China’s car sales contract in October after 8-month expansion

BEIJING (Reuters) -China’s car sales fell in October from a year earlier, snapping an eight-month growth streak, as consumer sentiment weakened amid reduced tax exemptions and government subsidies.

Car sales edged down 0.8% to 2.27 million units last month versus a 6.6% increase in September, data from the China Passenger Car Association showed on Monday.

Growth in sales of electric vehicles and plug-in hybrids slowed with a 7.3% rise against a 15.5% gain in September.

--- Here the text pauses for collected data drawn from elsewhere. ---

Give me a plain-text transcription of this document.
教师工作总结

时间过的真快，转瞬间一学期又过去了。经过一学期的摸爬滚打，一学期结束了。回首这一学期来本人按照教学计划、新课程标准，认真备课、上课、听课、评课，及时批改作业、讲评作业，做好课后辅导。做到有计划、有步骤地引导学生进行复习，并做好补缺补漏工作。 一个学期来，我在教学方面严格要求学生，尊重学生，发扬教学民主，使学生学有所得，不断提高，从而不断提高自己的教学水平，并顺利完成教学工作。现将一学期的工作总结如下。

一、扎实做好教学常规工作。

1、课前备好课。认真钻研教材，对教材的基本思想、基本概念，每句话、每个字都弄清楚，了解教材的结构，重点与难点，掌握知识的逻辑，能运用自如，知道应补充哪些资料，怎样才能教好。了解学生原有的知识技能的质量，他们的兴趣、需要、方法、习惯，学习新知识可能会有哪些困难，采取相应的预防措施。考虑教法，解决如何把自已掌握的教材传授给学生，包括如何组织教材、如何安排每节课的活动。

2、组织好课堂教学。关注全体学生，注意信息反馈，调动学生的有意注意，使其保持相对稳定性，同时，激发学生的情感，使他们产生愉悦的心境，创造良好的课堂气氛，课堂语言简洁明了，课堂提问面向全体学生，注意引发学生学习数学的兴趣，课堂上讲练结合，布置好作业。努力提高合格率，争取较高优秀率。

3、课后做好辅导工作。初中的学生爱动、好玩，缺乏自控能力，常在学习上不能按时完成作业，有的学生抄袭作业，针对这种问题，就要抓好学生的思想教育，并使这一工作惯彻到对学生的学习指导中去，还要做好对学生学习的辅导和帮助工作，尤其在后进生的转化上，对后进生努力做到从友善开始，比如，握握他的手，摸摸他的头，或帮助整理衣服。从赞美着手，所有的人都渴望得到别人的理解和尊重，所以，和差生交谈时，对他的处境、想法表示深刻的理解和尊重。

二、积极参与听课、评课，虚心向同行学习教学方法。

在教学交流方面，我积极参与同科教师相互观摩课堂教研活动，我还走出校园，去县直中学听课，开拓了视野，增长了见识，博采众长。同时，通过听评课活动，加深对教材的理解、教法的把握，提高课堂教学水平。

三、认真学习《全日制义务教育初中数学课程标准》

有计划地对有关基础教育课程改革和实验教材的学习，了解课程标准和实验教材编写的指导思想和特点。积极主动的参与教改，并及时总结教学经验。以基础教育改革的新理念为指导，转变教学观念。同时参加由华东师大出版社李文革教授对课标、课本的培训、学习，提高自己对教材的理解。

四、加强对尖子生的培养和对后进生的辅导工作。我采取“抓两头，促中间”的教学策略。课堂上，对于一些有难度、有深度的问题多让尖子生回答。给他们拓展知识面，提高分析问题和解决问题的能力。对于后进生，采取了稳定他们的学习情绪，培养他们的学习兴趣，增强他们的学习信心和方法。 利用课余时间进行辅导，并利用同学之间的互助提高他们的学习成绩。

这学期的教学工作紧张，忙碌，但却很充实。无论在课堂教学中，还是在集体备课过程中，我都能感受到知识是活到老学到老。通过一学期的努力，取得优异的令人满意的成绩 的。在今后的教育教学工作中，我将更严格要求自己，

With purchase tax breaks of up to 30,000 yuan ($4,211.71) for EVs and PHEVs due to halve from 2026, an increasing number of carmakers including Xiaomi, Nio, Li Auto have offered subsidies of up to 15,000 yuan to encourage orders to be delivered next year.

Meanwhile, government subsidies that spurred more than 12 million auto trade-ins this year are dwindling as the consumer subsidy scheme draws to a close at year end. 

Nearly 20 provinces and cities have suspended or tightened subsidised auto trade-ins, dampening consumers’ buying activity, said Cui Dongshu, secretary-general at the association.

Young people not keen on buying a car also result in a dearth of first-time car buyers, he added.

Tepid demand only intensifies competition in the world’s largest auto market. 

Local EV bellwether BYD extended a sales decline last month, while Geely and Leapmotor both refreshed sales records, leading a challenge against BYD in the budget segment.

One model that could compete with BYD’s cheapest EV offering Dolphin is the Aion UT super EV. With a 500 km driving range and CATL’s battery-swapping technology, the new car is competitively priced at 49,900 yuan.

With strong overseas shipments from BYD and others to diversify beyond the home turf, China’s car export growth quickened to 27.7% from 20.7% in September, CPCA data showed.